Сожители. Опыт кокетливого детектива Кропоткин Константин
– Принцессу нашу, Марусю, задержали. Прямо на кладбище скрутили. Наверное, решили, что он Андрея убил.
– А он не убивал?
– Ну, извини, тогда и я убивал. Мы с ним с праздника вместе ушли, а ночью он спал сном младенца.
– А ты тоже не убивал? – Манечка все веселилась.
– Я на толстяках не специализируюсь, – рявкнул, – Звони, проси, скажи, что этот самый Марк, который….
– Помню-помню, который чуть не отбил у меня моего золотого петушка, – буркнула Манечка.
– Так не отбил же. А ему сейчас, может, почки отбивают. Давай, записывай, – и снова фамилия-имя, и снова номер машины, – Это очень важно. Ты должна помочь. Все, пока, – я начал искать другой телефонный номер в своем мобильнике, – Был у меня еще один знакомый, – пояснил я Кирычу, – Может он чего подскажет.
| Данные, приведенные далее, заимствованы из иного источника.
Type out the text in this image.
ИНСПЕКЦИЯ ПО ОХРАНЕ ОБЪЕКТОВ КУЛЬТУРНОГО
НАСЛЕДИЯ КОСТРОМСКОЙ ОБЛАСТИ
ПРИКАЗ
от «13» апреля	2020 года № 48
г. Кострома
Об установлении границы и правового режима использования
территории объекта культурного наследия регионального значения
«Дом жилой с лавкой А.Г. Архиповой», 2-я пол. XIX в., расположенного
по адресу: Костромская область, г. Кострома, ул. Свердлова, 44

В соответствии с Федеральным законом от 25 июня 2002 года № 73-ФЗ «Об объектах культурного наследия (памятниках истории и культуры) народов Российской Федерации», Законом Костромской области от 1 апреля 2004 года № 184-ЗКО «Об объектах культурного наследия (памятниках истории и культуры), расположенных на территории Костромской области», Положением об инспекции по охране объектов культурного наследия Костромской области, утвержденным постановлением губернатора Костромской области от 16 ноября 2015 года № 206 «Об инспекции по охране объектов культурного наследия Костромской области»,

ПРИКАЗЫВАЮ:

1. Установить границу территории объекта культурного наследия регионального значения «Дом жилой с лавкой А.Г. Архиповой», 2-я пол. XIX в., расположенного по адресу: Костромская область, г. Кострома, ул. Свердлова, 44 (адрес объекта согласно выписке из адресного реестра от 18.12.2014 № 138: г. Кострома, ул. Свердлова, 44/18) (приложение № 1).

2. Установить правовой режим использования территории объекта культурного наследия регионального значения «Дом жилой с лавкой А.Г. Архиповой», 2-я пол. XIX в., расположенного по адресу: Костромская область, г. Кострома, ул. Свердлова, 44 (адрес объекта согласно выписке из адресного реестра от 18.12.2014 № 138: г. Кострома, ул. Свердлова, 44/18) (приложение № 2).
– Вот видишь, – произнес Кирыч, глядя на дорогу, – Можешь, если хочешь….
– У меня есть выбор? – огрызнулся я.
Мы въехали в город – замелькали разноцветные свечки новых домов. Движение сгустилось, появились тротуары, люди на них, а далее остановки автобусов, и, наконец, станции метро.
Возле одной из больших красных «М» его и высадили.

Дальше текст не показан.